En su última nota, Darwin hacía referencia a otra colaboración sobre el mismo tema que ya había publicado cuatro años antes en Nature, el 30 de mayo de 1878, esta vez con el título de Traslación de conchas. Después de la aparición de El origen de las especies, Darwin recibía cartas de todo el mundo y aquella nota de 1878 hacía referencia a la enviada por un estadounidense llamado Arthur Gray, que le ofrecía una prueba para corroborar su idea de que las almejas de agua dulce podían ser transportadas por las aves acuáticas. Se trataba del dibujo de la pata de una cerceta aliazul (Anas discors) cazada en un río de Massachusetts con una de esas almejas aferrada a un dedo, en concreto un ejemplar de Unio complanatus, posiblemente mal identificado ya que esta especie es europea. En cualquier caso, la almeja estaba viva cuando la cerceta fue abatida.

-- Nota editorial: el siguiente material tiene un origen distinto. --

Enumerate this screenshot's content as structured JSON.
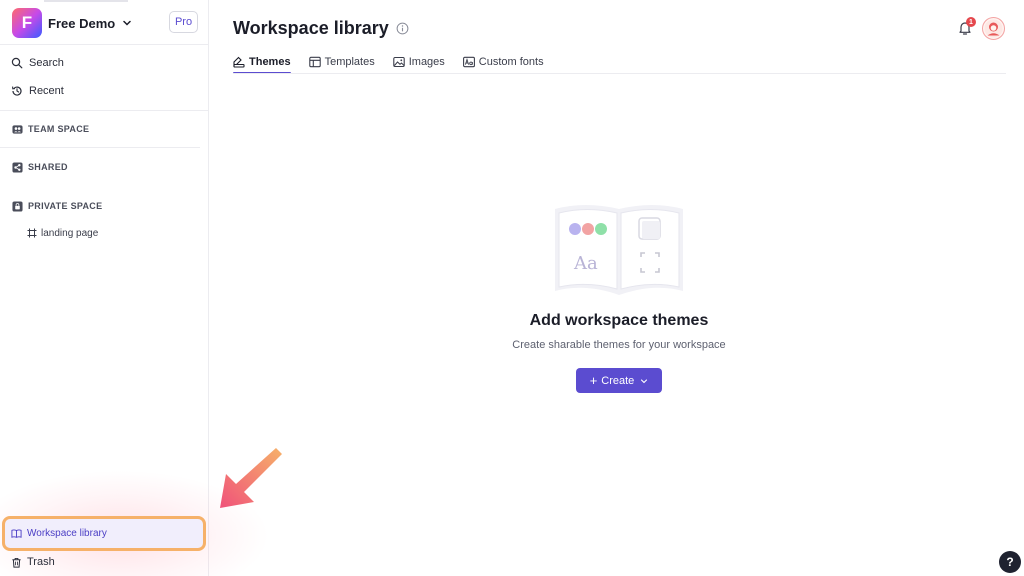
{
  "workspace": {
    "logo_letter": "F",
    "name": "Free Demo",
    "plan": "Pro"
  },
  "sidebar": {
    "search": "Search",
    "recent": "Recent",
    "team_space": "TEAM SPACE",
    "shared": "SHARED",
    "private_space": "PRIVATE SPACE",
    "private_pages": [
      "landing page"
    ],
    "workspace_library": "Workspace library",
    "trash": "Trash"
  },
  "header": {
    "title": "Workspace library",
    "notification_count": "1"
  },
  "tabs": [
    {
      "label": "Themes",
      "active": true,
      "icon": "theme-icon"
    },
    {
      "label": "Templates",
      "active": false,
      "icon": "template-icon"
    },
    {
      "label": "Images",
      "active": false,
      "icon": "image-icon"
    },
    {
      "label": "Custom fonts",
      "active": false,
      "icon": "font-icon"
    }
  ],
  "empty_state": {
    "illustration_text": "Aa",
    "title": "Add workspace themes",
    "subtitle": "Create sharable themes for your workspace",
    "create_label": "Create"
  },
  "help": {
    "label": "?"
  },
  "colors": {
    "accent": "#5b4cd0",
    "highlight_border": "#f6b169",
    "badge": "#e5484d"
  }
}
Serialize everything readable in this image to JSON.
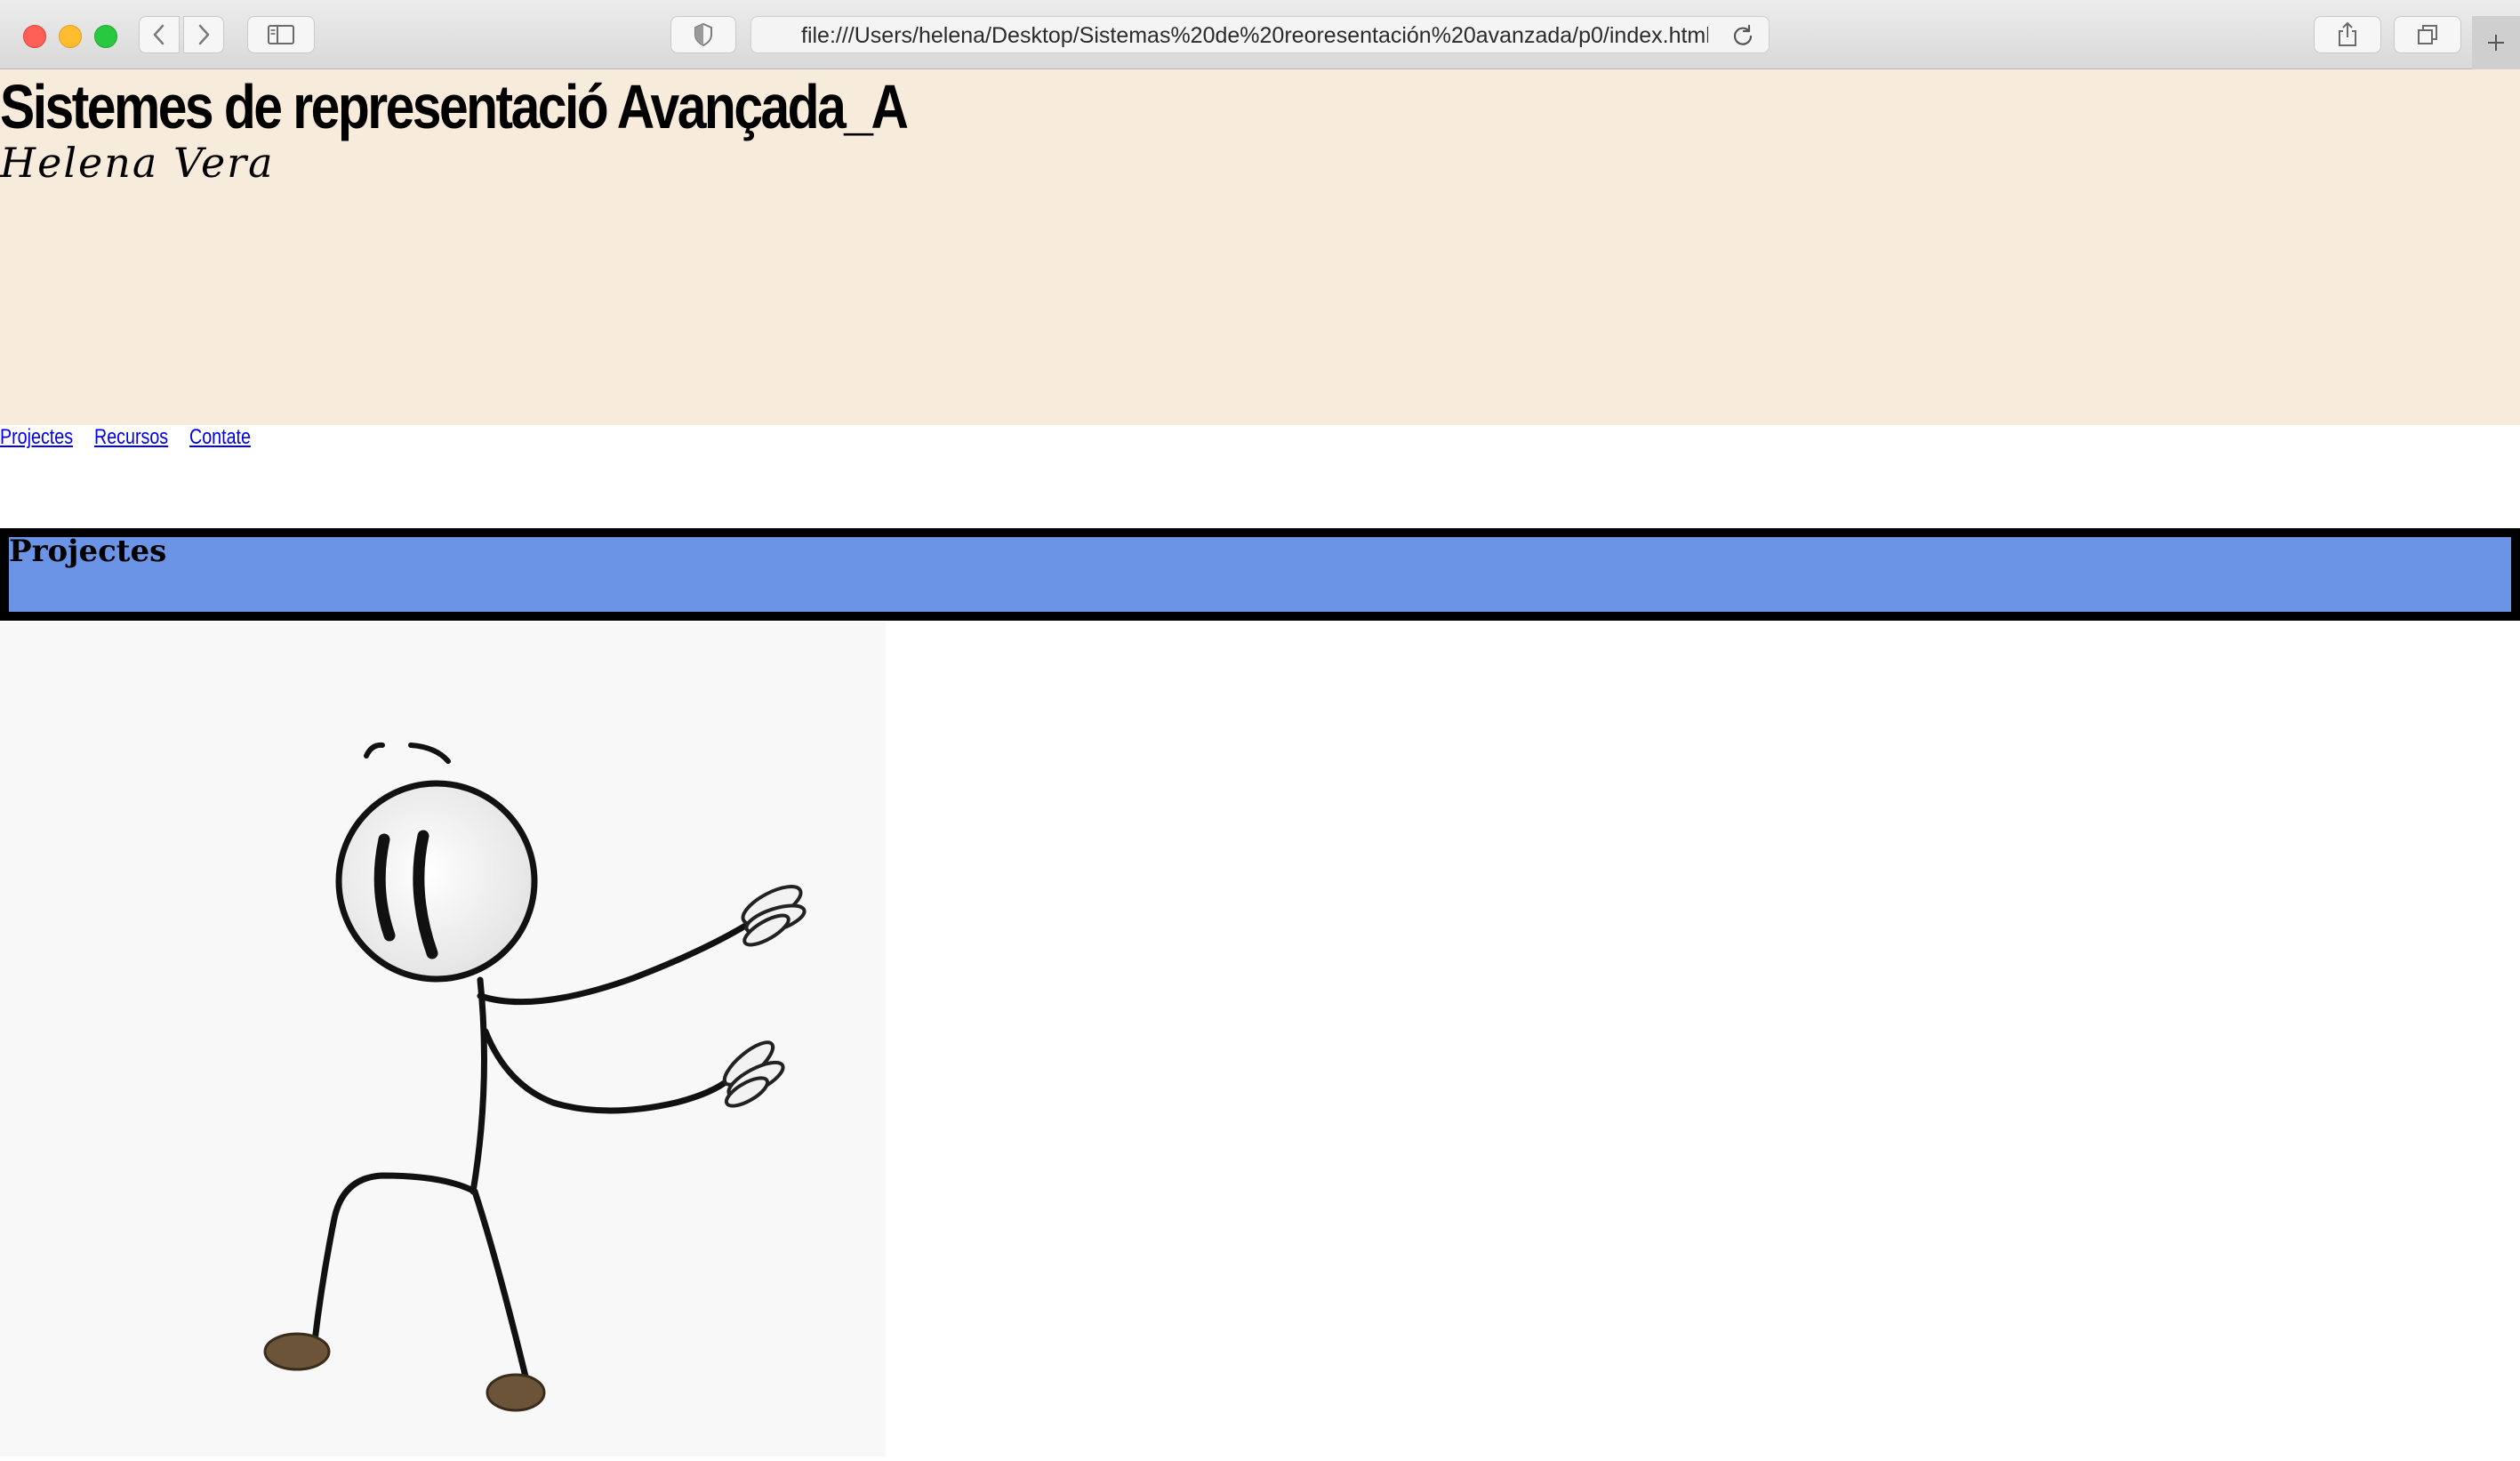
{
  "browser": {
    "url": "file:///Users/helena/Desktop/Sistemas%20de%20reoresentación%20avanzada/p0/index.html",
    "icons": [
      "close-button",
      "minimize-button",
      "maximize-button",
      "back-icon",
      "forward-icon",
      "sidebar-icon",
      "shield-icon",
      "reload-icon",
      "share-icon",
      "tabs-icon",
      "plus-icon"
    ]
  },
  "header": {
    "title": "Sistemes de representació Avançada_A",
    "author": "Helena Vera",
    "background": "#f7ebdb"
  },
  "nav": {
    "links": [
      {
        "label": "Projectes"
      },
      {
        "label": "Recursos"
      },
      {
        "label": "Contate"
      }
    ]
  },
  "section": {
    "title": "Projectes",
    "background": "#6b93e6",
    "border": "#000000"
  },
  "figure": {
    "subject": "stick-figure-illustration"
  }
}
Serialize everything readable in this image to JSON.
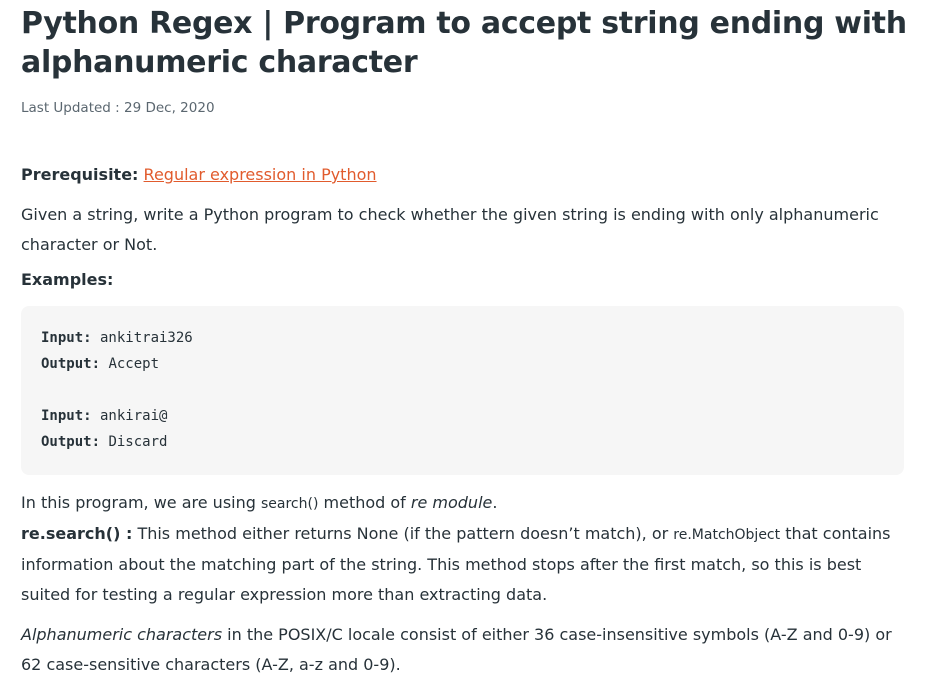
{
  "article": {
    "title": "Python Regex | Program to accept string ending with alphanumeric character",
    "last_updated": "Last Updated : 29 Dec, 2020",
    "prerequisite_label": "Prerequisite:",
    "prerequisite_link": "Regular expression in Python",
    "intro": "Given a string, write a Python program to check whether the given string is ending with only alphanumeric character or Not.",
    "examples_heading": "Examples:",
    "examples": [
      {
        "input_label": "Input:",
        "input_value": " ankitrai326",
        "output_label": "Output:",
        "output_value": " Accept"
      },
      {
        "input_label": "Input:",
        "input_value": " ankirai@",
        "output_label": "Output:",
        "output_value": " Discard"
      }
    ],
    "program_text_1": "In this program, we are using ",
    "program_search": "search()",
    "program_text_2": " method of ",
    "program_module": "re module",
    "program_text_3": ".",
    "re_search_label": "re.search() :",
    "re_search_text_1": " This method either returns None (if the pattern doesn’t match), or ",
    "re_match_object": "re.MatchObject",
    "re_search_text_2": " that contains information about the matching part of the string. This method stops after the first match, so this is best suited for testing a regular expression more than extracting data.",
    "alnum_em": "Alphanumeric characters",
    "alnum_text": " in the POSIX/C locale consist of either 36 case-insensitive symbols (A-Z and 0-9) or 62 case-sensitive characters (A-Z, a-z and 0-9)."
  },
  "colors": {
    "link": "#e15b2d",
    "text": "#273239",
    "code_bg": "#f6f6f6"
  }
}
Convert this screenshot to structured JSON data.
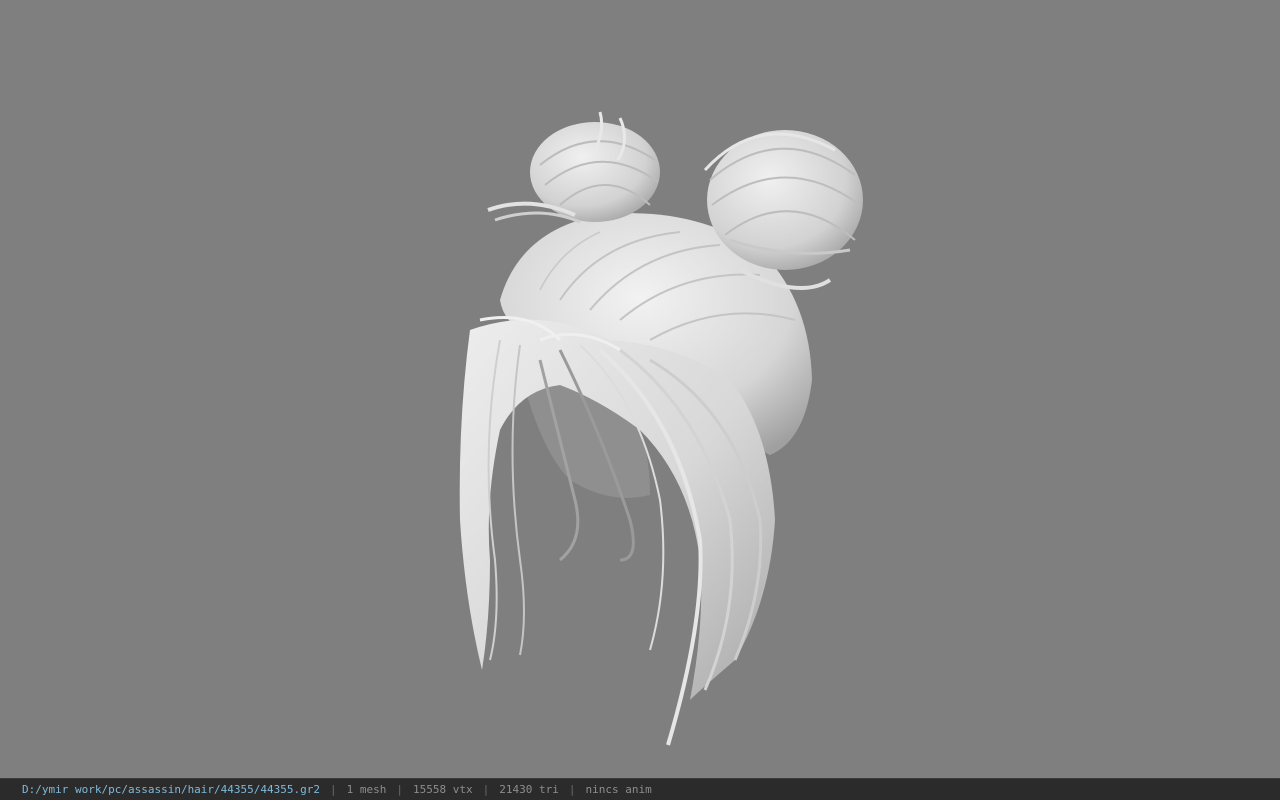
{
  "viewport": {
    "background": "#7f7f7f",
    "model_color": "#dedede",
    "model_shadow": "#8c8c8c"
  },
  "statusbar": {
    "file_path": "D:/ymir work/pc/assassin/hair/44355/44355.gr2",
    "mesh_count": "1 mesh",
    "vertex_count": "15558 vtx",
    "triangle_count": "21430 tri",
    "anim_status": "nincs anim",
    "separator": "|"
  }
}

Por su parte, la nota de 1882 se refería a otra carta que relataba algo muy parecido, sólo que ahora el agente dispersor no era un ave, sino un escarabajo, y la almeja pertenecía a la otra gran familia de bivalvos que, junto con la de las náyades o unionoideos, ha colonizado las aguas dulces: los diminutos esféridos. El corresponsal de Darwin era esta vez un tal Walter Crick, un fabricante de zapatos de Northampton con afición por las Ciencias Naturales y el coleccionismo de fósiles. De él cabe decir además que un nieto suyo llamado Francis Crick, al que nunca llegó a conocer, publicó en 1953 en Nature un artículo de sólo dos páginas cuya importancia le valió el Premio Nobel de Medicina de 1962, compartido con su colaborador James Watson. El tema era la estructura del ADN, molécula sobre cuya secuencia se producen las mutaciones y que encierra el sustrato íntimo de la variación individual y, por tanto, de la evolución de las especies por la selección natural.